Question

Suppose that prior to conducting a coin-flipping experiment, we suspect that the coin is fair. How many times would we have to flip the coin in order to obtain a 96.5% confidence interval of width of at most .12 for the probability of flipping a head

Answer 1

Answer:

We have to flip the coin 78 times.

Step-by-step explanation:

In a sample with a number n of people surveyed with a probability of a success of $\pi$, and a confidence level of $1-\alpha$, we have the following confidence interval of proportions.

$\pi \pm z\sqrt{\frac{\pi(1-\pi)}{n}}$

In which

z is the zscore that has a pvalue of $1 - \frac{\alpha}{2}$.

The margin of error is:

$M = z\sqrt{\frac{\pi(1-\pi)}{n}}$

We suspect that the coin is fair.

This means that $\pi = 0.5$

96.5% confidence level

So $\alpha = 0.035$, z is the value of Z that has a pvalue of $1 - \frac{0.035}{2} = 0.9825$, so $Z = 2.108$.

How many times would we have to flip the coin in order to obtain a 96.5% confidence interval of width of at most .12 for the probability of flipping a head?

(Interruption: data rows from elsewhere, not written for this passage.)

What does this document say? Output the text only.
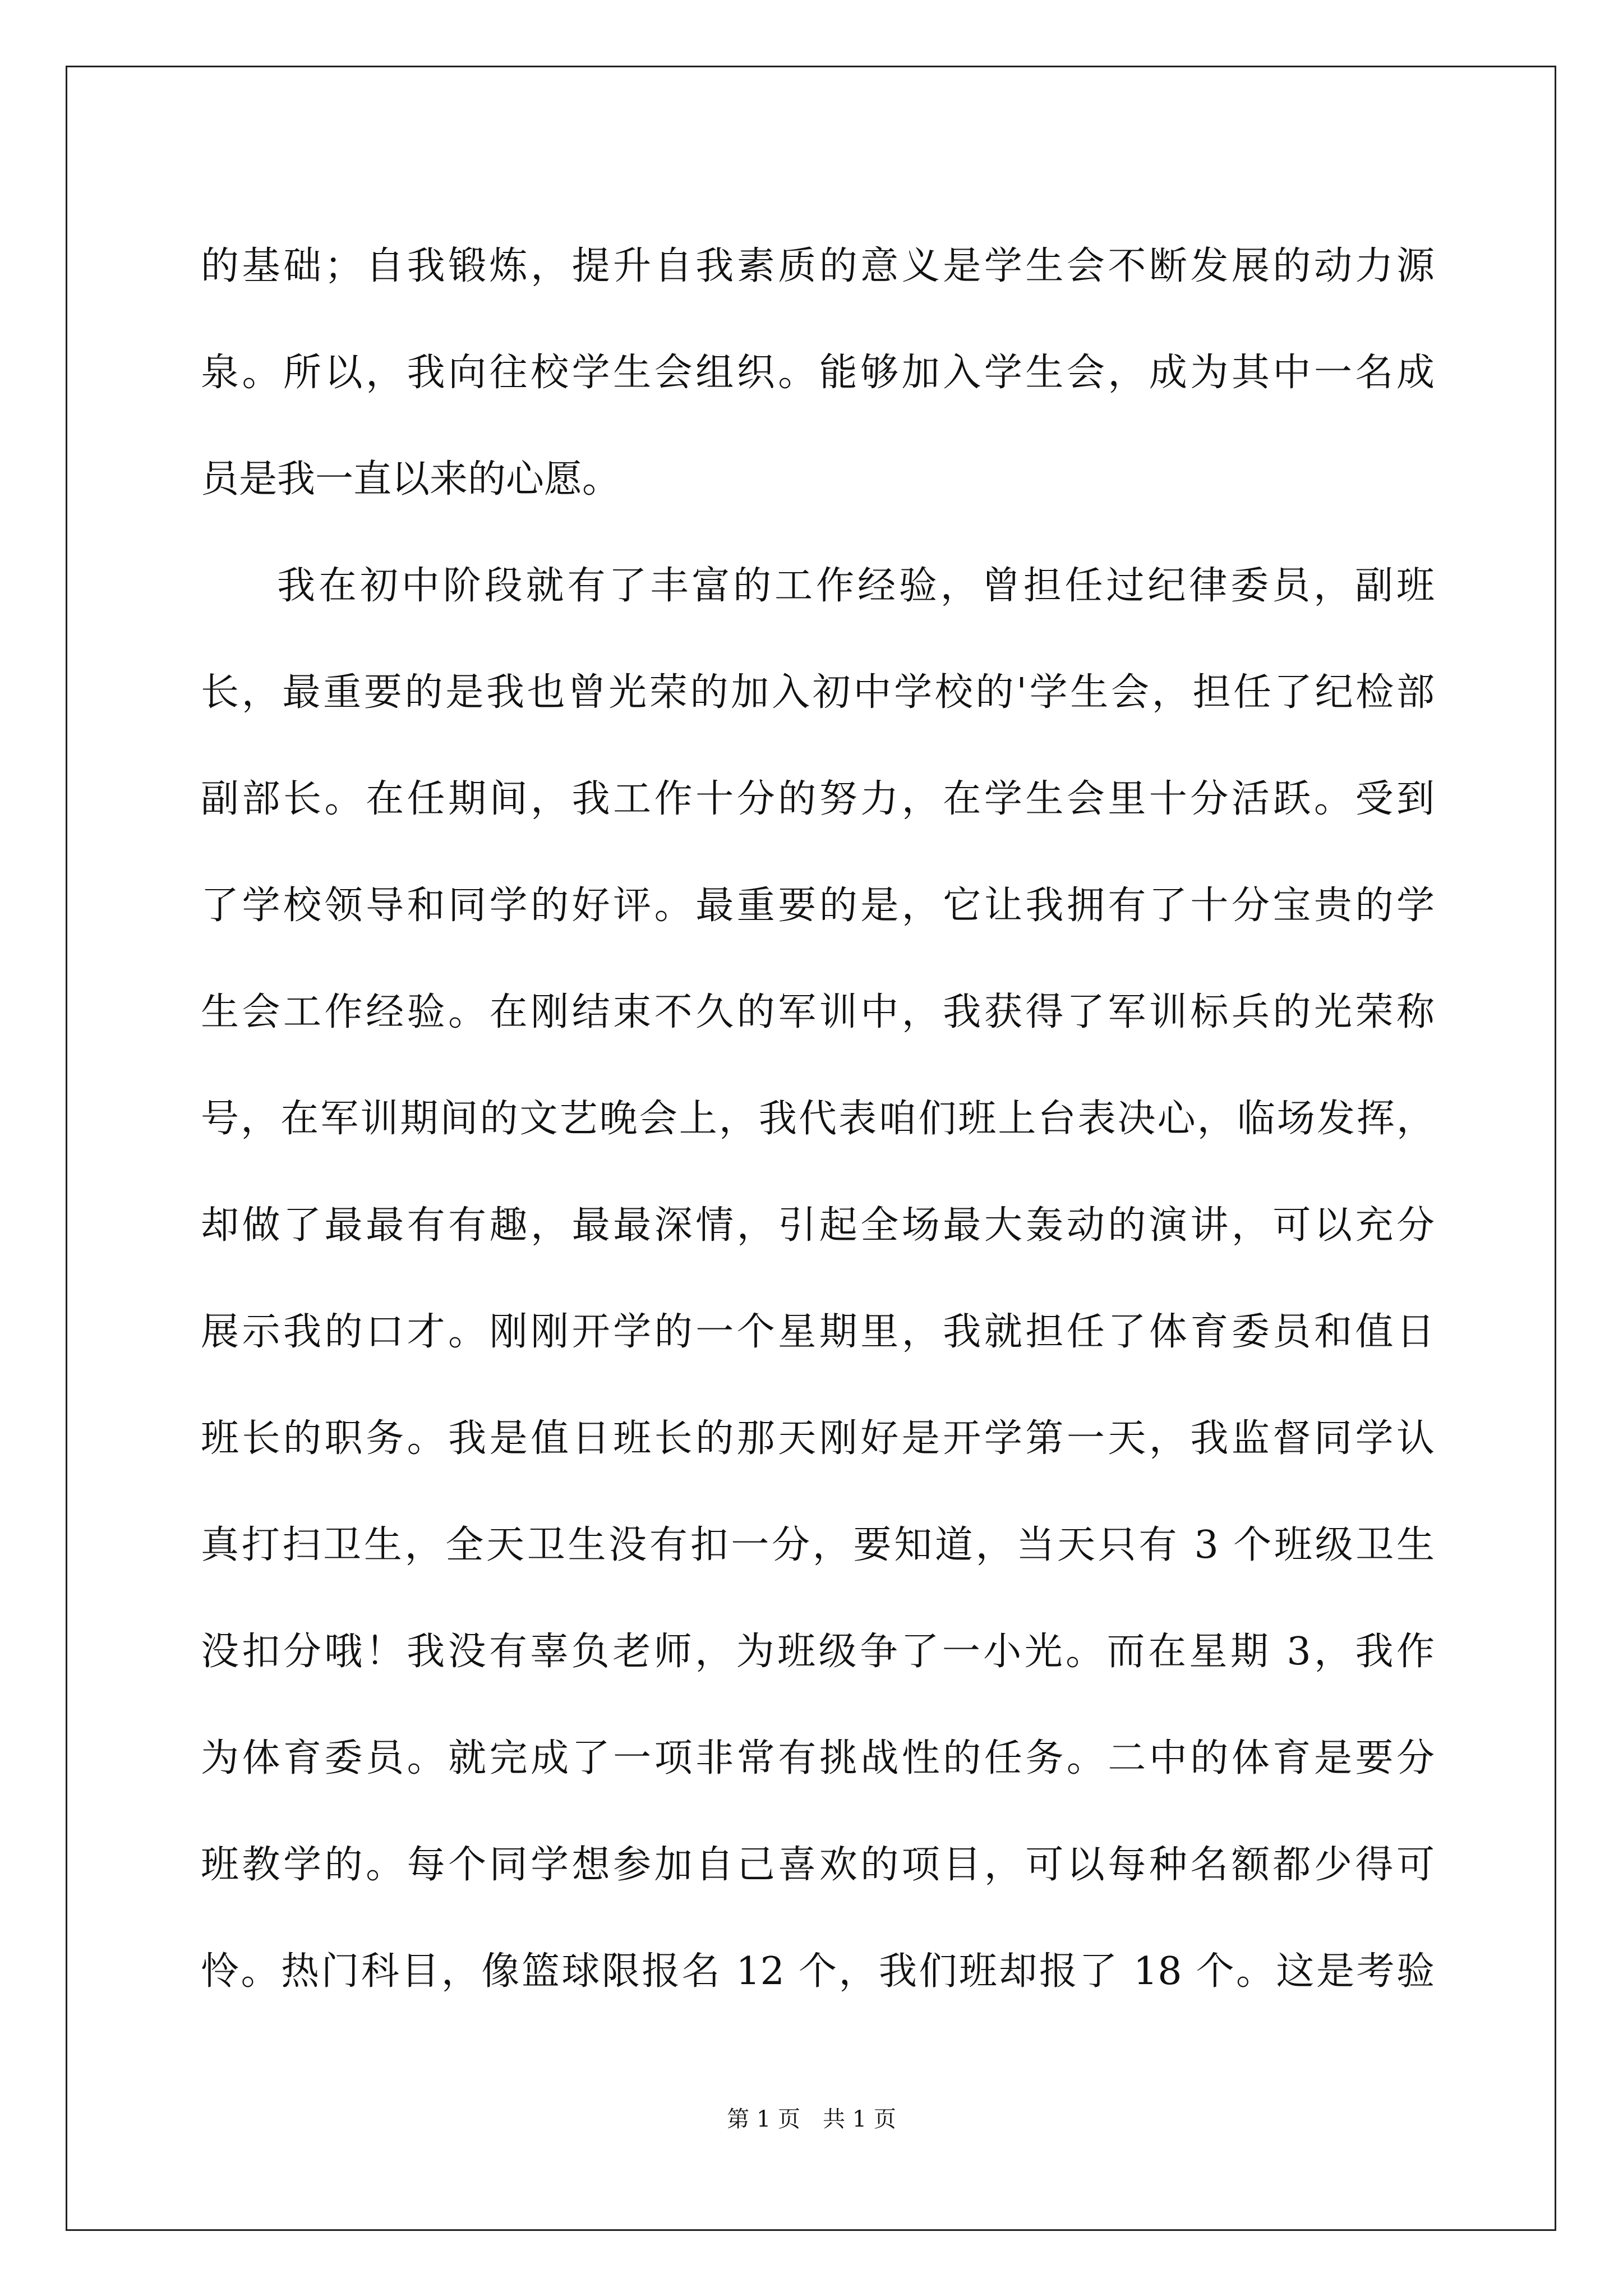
的基础；自我锻炼，提升自我素质的意义是学生会不断发展的动力源
泉。所以，我向往校学生会组织。能够加入学生会，成为其中一名成
员是我一直以来的心愿。
我在初中阶段就有了丰富的工作经验，曾担任过纪律委员，副班
长，最重要的是我也曾光荣的加入初中学校的'学生会，担任了纪检部
副部长。在任期间，我工作十分的努力，在学生会里十分活跃。受到
了学校领导和同学的好评。最重要的是，它让我拥有了十分宝贵的学
生会工作经验。在刚结束不久的军训中，我获得了军训标兵的光荣称
号，在军训期间的文艺晚会上，我代表咱们班上台表决心，临场发挥，
却做了最最有有趣，最最深情，引起全场最大轰动的演讲，可以充分
展示我的口才。刚刚开学的一个星期里，我就担任了体育委员和值日
班长的职务。我是值日班长的那天刚好是开学第一天，我监督同学认
真打扫卫生，全天卫生没有扣一分，要知道，当天只有 3 个班级卫生
没扣分哦！我没有辜负老师，为班级争了一小光。而在星期 3，我作
为体育委员。就完成了一项非常有挑战性的任务。二中的体育是要分
班教学的。每个同学想参加自己喜欢的项目，可以每种名额都少得可
怜。热门科目，像篮球限报名 12 个，我们班却报了 18 个。这是考验
第 1 页　共 1 页
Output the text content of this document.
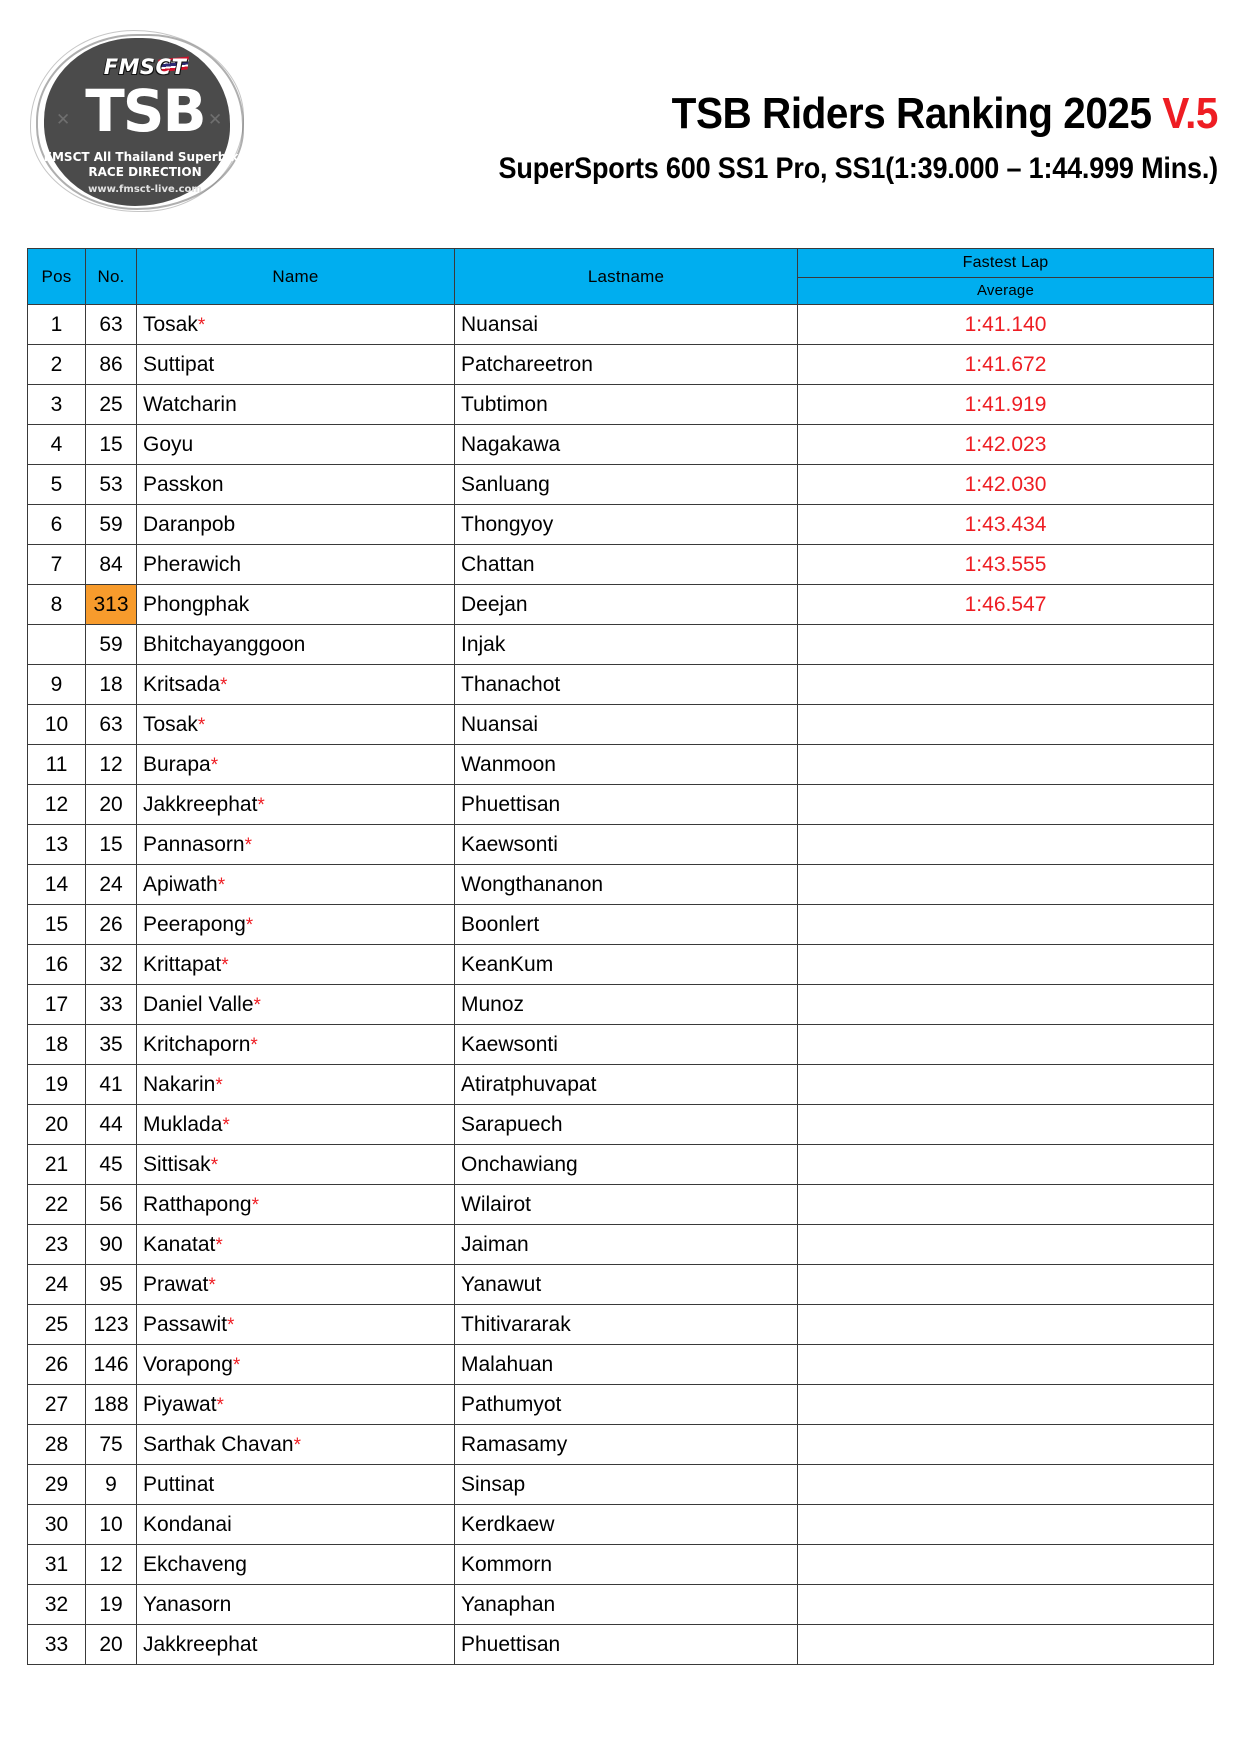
FMSCT
TSB
✕	✕
FMSCT All Thailand Superbike
RACE DIRECTION
www.fmsct-live.com
TSB Riders Ranking 2025 V.5
SuperSports 600 SS1 Pro, SS1(1:39.000 – 1:44.999 Mins.)
Pos	No.	Name	Lastname	Fastest Lap
				Average
1	63	Tosak*	Nuansai	1:41.140
2	86	Suttipat	Patchareetron	1:41.672
3	25	Watcharin	Tubtimon	1:41.919
4	15	Goyu	Nagakawa	1:42.023
5	53	Passkon	Sanluang	1:42.030
6	59	Daranpob	Thongyoy	1:43.434
7	84	Pherawich	Chattan	1:43.555
8	313	Phongphak	Deejan	1:46.547
	59	Bhitchayanggoon	Injak	
9	18	Kritsada*	Thanachot	
10	63	Tosak*	Nuansai	
11	12	Burapa*	Wanmoon	
12	20	Jakkreephat*	Phuettisan	
13	15	Pannasorn*	Kaewsonti	
14	24	Apiwath*	Wongthananon	
15	26	Peerapong*	Boonlert	
16	32	Krittapat*	KeanKum	
17	33	Daniel Valle*	Munoz	
18	35	Kritchaporn*	Kaewsonti	
19	41	Nakarin*	Atiratphuvapat	
20	44	Muklada*	Sarapuech	
21	45	Sittisak*	Onchawiang	
22	56	Ratthapong*	Wilairot	
23	90	Kanatat*	Jaiman	
24	95	Prawat*	Yanawut	
25	123	Passawit*	Thitivararak	
26	146	Vorapong*	Malahuan	
27	188	Piyawat*	Pathumyot	
28	75	Sarthak Chavan*	Ramasamy	
29	9	Puttinat	Sinsap	
30	10	Kondanai	Kerdkaew	
31	12	Ekchaveng	Kommorn	
32	19	Yanasorn	Yanaphan	
33	20	Jakkreephat	Phuettisan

n times, and n is found when M = 0.12. So

$M = z\sqrt{\frac{\pi(1-\pi)}{n}}$

$0.12 = 2.108\sqrt{\frac{0.5*0.5}{n}}$

$0.12\sqrt{n} = 2.108*0.5$

$\sqrt{n} = \frac{2.108*0.5}{0.12}$

$(\sqrt{n})^2 = (\frac{2.108*0.5}{0.12})^2$

$n = 77.1$

Rounding up

We have to flip the coin 78 times.